Yes, I run Xp across the network. Actually it delivers a pretty reasonable solution. But where I dont need it, I use linux. Where its prudent to use linux, we do - web servers, remote access servers etc.
2. When will local government read up on suppliers before placing contracts? We could all have told them it would never work. And thats why I laugh in the face of salespeople who try to undercut my hardware with 'Dell PCs'. But HP and Microsoft proactively support education with education pricings. As a school HP pcs cost me about 300 quid each, and Vista licenses 28 quid each. Which is less than I can pay for anything else decent. With three year onsite warranty that will actually deliver. Not that Ive had to call on it for any of the 80 odd pcs from HP in the last 18 months.

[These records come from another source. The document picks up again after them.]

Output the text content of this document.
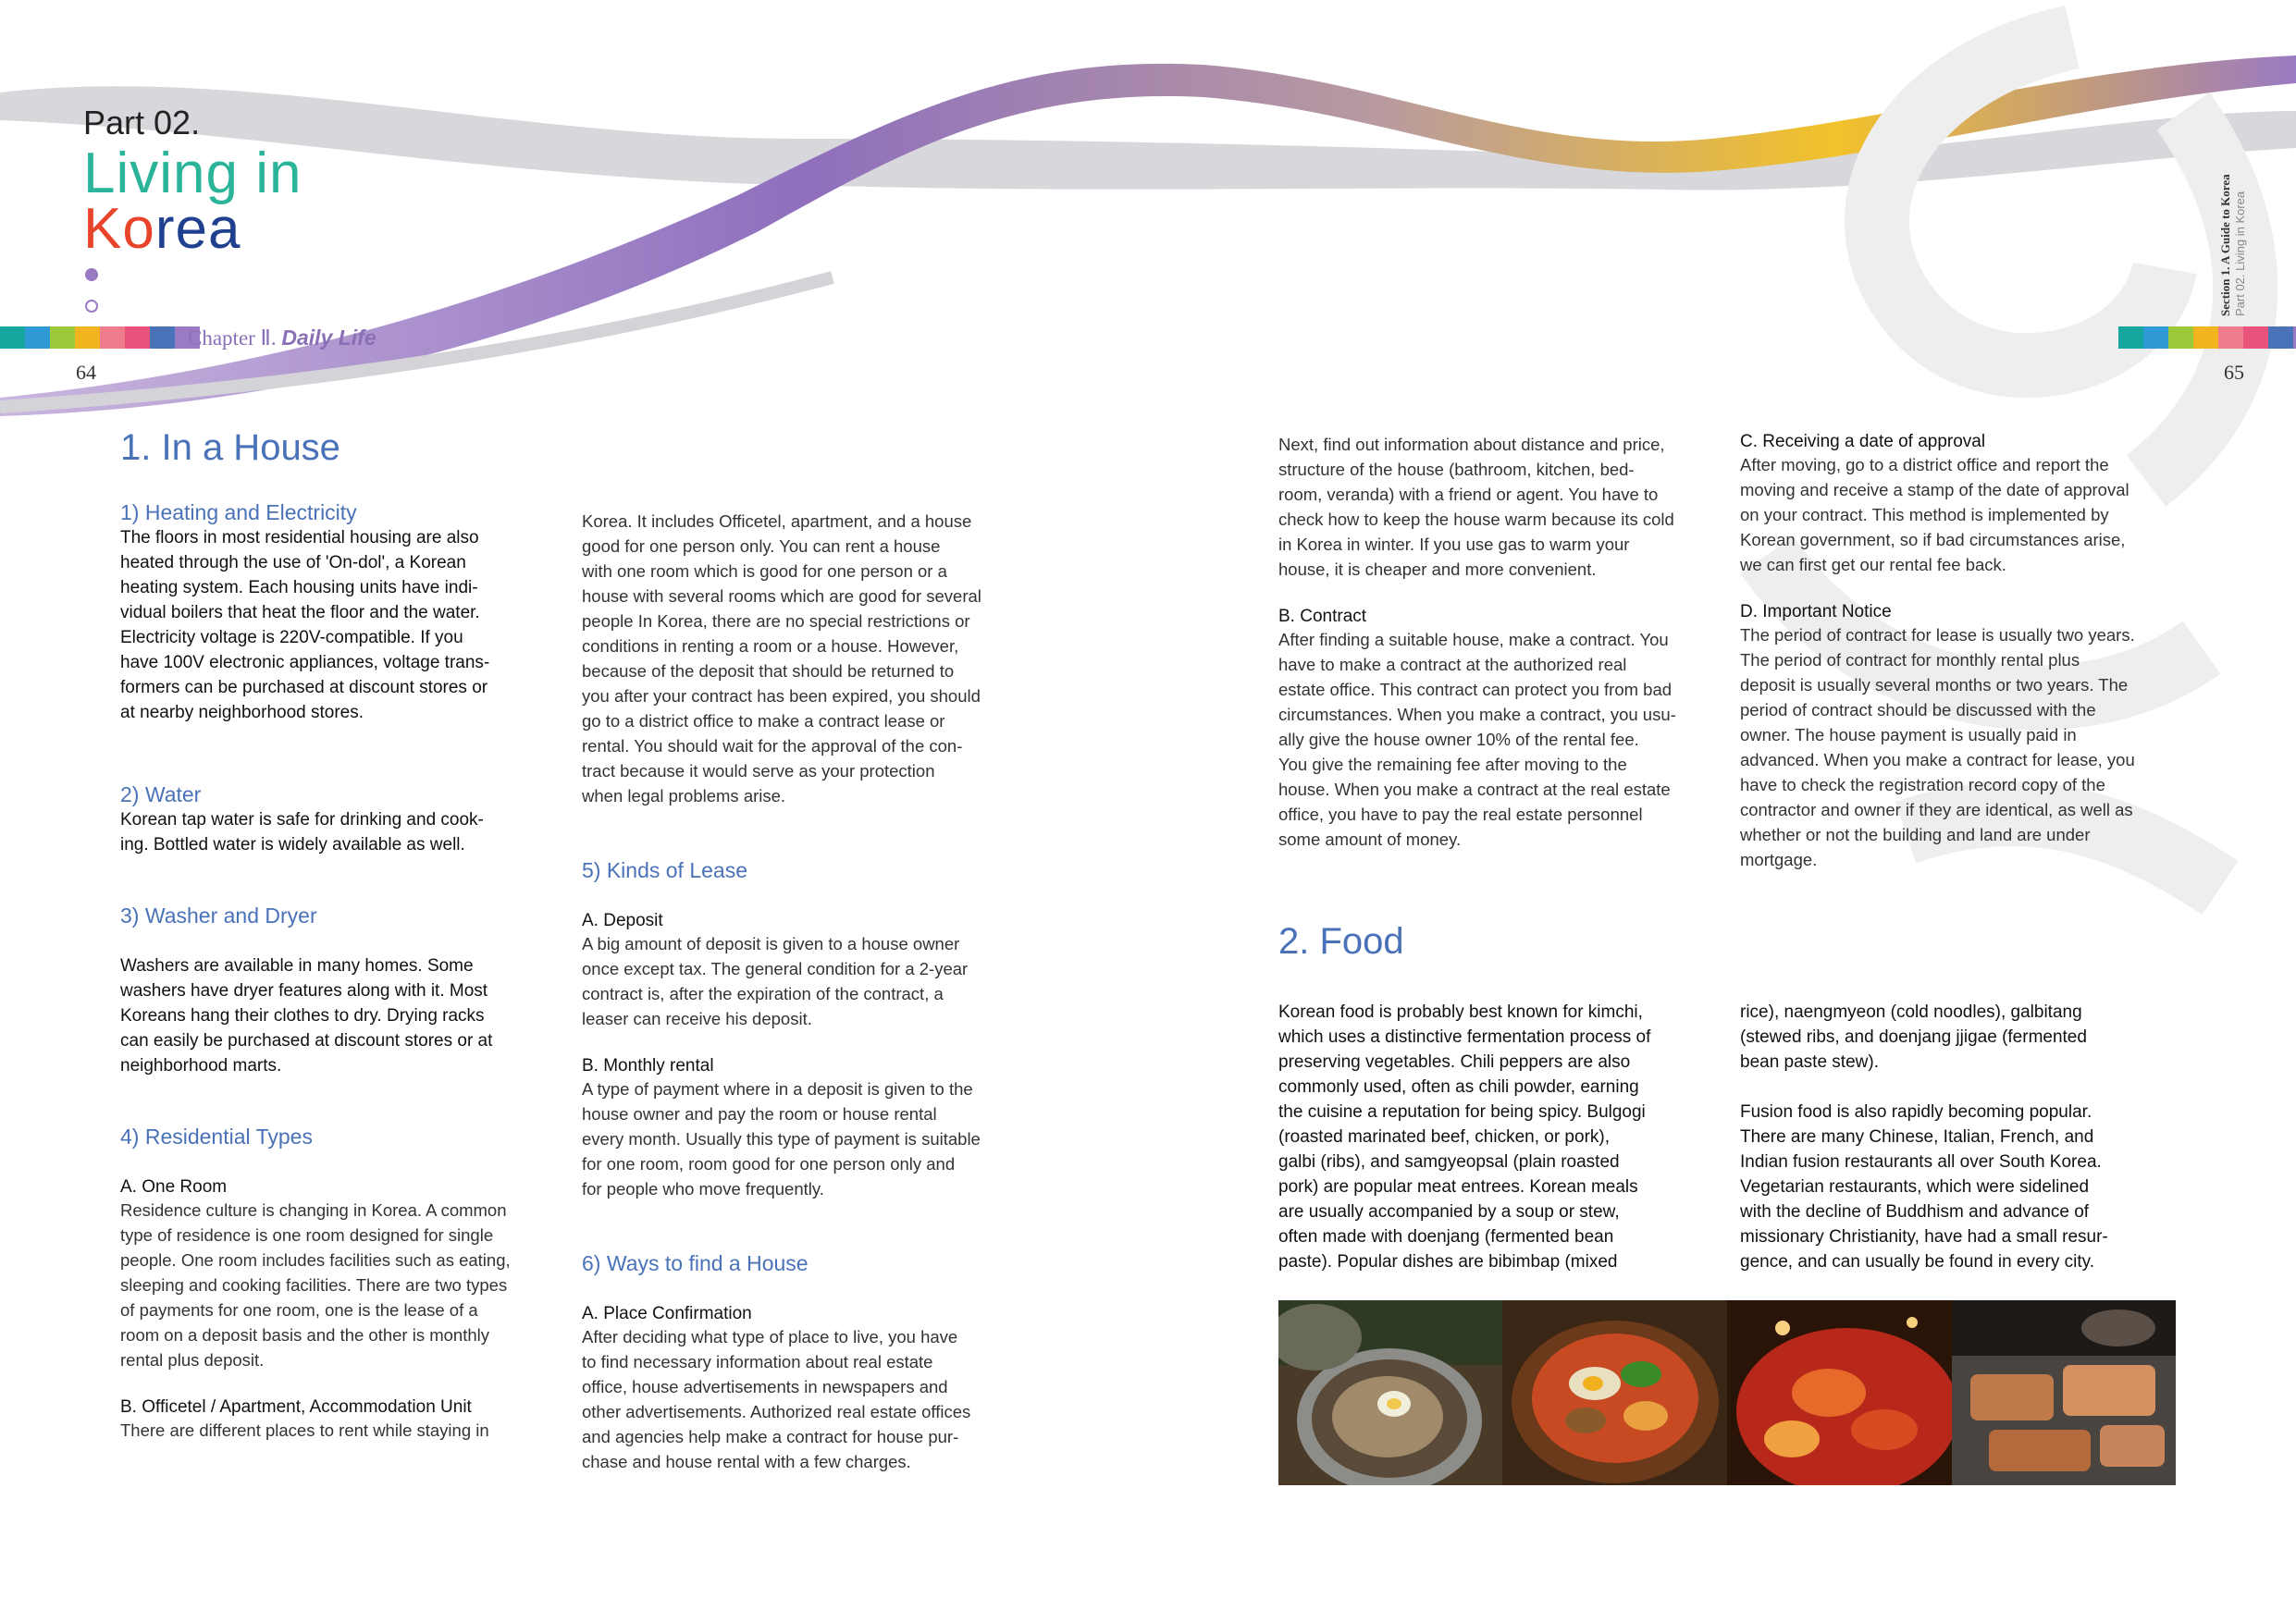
Part 02.
Living in
Korea
Chapter Ⅱ. Daily Life
64	65
Section 1. A Guide to Korea Part 02. Living in Korea

1. In a House

1) Heating and Electricity

The floors in most residential housing are also
heated through the use of 'On-dol', a Korean
heating system. Each housing units have indi-
vidual boilers that heat the floor and the water.
Electricity voltage is 220V-compatible. If you
have 100V electronic appliances, voltage trans-
formers can be purchased at discount stores or
at nearby neighborhood stores.

2) Water

Korean tap water is safe for drinking and cook-
ing. Bottled water is widely available as well.

3) Washer and Dryer

Washers are available in many homes. Some
washers have dryer features along with it. Most
Koreans hang their clothes to dry. Drying racks
can easily be purchased at discount stores or at
neighborhood marts.

4) Residential Types

A. One Room

Residence culture is changing in Korea. A common
type of residence is one room designed for single
people. One room includes facilities such as eating,
sleeping and cooking facilities. There are two types
of payments for one room, one is the lease of a
room on a deposit basis and the other is monthly
rental plus deposit.

B. Officetel / Apartment, Accommodation Unit

There are different places to rent while staying in
Korea. It includes Officetel, apartment, and a house
good for one person only. You can rent a house
with one room which is good for one person or a
house with several rooms which are good for several
people In Korea, there are no special restrictions or
conditions in renting a room or a house. However,
because of the deposit that should be returned to
you after your contract has been expired, you should
go to a district office to make a contract lease or
rental. You should wait for the approval of the con-
tract because it would serve as your protection
when legal problems arise.

5) Kinds of Lease

A. Deposit

A big amount of deposit is given to a house owner
once except tax. The general condition for a 2-year
contract is, after the expiration of the contract, a
leaser can receive his deposit.

B. Monthly rental

A type of payment where in a deposit is given to the
house owner and pay the room or house rental
every month. Usually this type of payment is suitable
for one room, room good for one person only and
for people who move frequently.

6) Ways to find a House

A. Place Confirmation

After deciding what type of place to live, you have
to find necessary information about real estate
office, house advertisements in newspapers and
other advertisements. Authorized real estate offices
and agencies help make a contract for house pur-
chase and house rental with a few charges.
Next, find out information about distance and price,
structure of the house (bathroom, kitchen, bed-
room, veranda) with a friend or agent. You have to
check how to keep the house warm because its cold
in Korea in winter. If you use gas to warm your
house, it is cheaper and more convenient.

B. Contract

After finding a suitable house, make a contract. You
have to make a contract at the authorized real
estate office. This contract can protect you from bad
circumstances. When you make a contract, you usu-
ally give the house owner 10% of the rental fee.
You give the remaining fee after moving to the
house. When you make a contract at the real estate
office, you have to pay the real estate personnel
some amount of money.

C. Receiving a date of approval

After moving, go to a district office and report the
moving and receive a stamp of the date of approval
on your contract. This method is implemented by
Korean government, so if bad circumstances arise,
we can first get our rental fee back.

D. Important Notice

The period of contract for lease is usually two years.
The period of contract for monthly rental plus
deposit is usually several months or two years. The
period of contract should be discussed with the
owner. The house payment is usually paid in
advanced. When you make a contract for lease, you
have to check the registration record copy of the
contractor and owner if they are identical, as well as
whether or not the building and land are under
mortgage.

2. Food

Korean food is probably best known for kimchi,
which uses a distinctive fermentation process of
preserving vegetables. Chili peppers are also
commonly used, often as chili powder, earning
the cuisine a reputation for being spicy. Bulgogi
(roasted marinated beef, chicken, or pork),
galbi (ribs), and samgyeopsal (plain roasted
pork) are popular meat entrees. Korean meals
are usually accompanied by a soup or stew,
often made with doenjang (fermented bean
paste). Popular dishes are bibimbap (mixed
rice), naengmyeon (cold noodles), galbitang
(stewed ribs, and doenjang jjigae (fermented
bean paste stew).
Fusion food is also rapidly becoming popular.
There are many Chinese, Italian, French, and
Indian fusion restaurants all over South Korea.
Vegetarian restaurants, which were sidelined
with the decline of Buddhism and advance of
missionary Christianity, have had a small resur-
gence, and can usually be found in every city.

3.The old 'when I was at school' argument is, with all due respect ROT. The three things employers demand from us is Numeracy, Literacy and IT skills. With IT skills forming usually the most important! And it has been long proven that children learn by example better than any other way. So acutally, a data projector is a powerful tool to teach students in the background whilst learning about other subjects. Learning ICT by osmosis.
Isnt that efficient? Isnt that what we are supposed to aim for?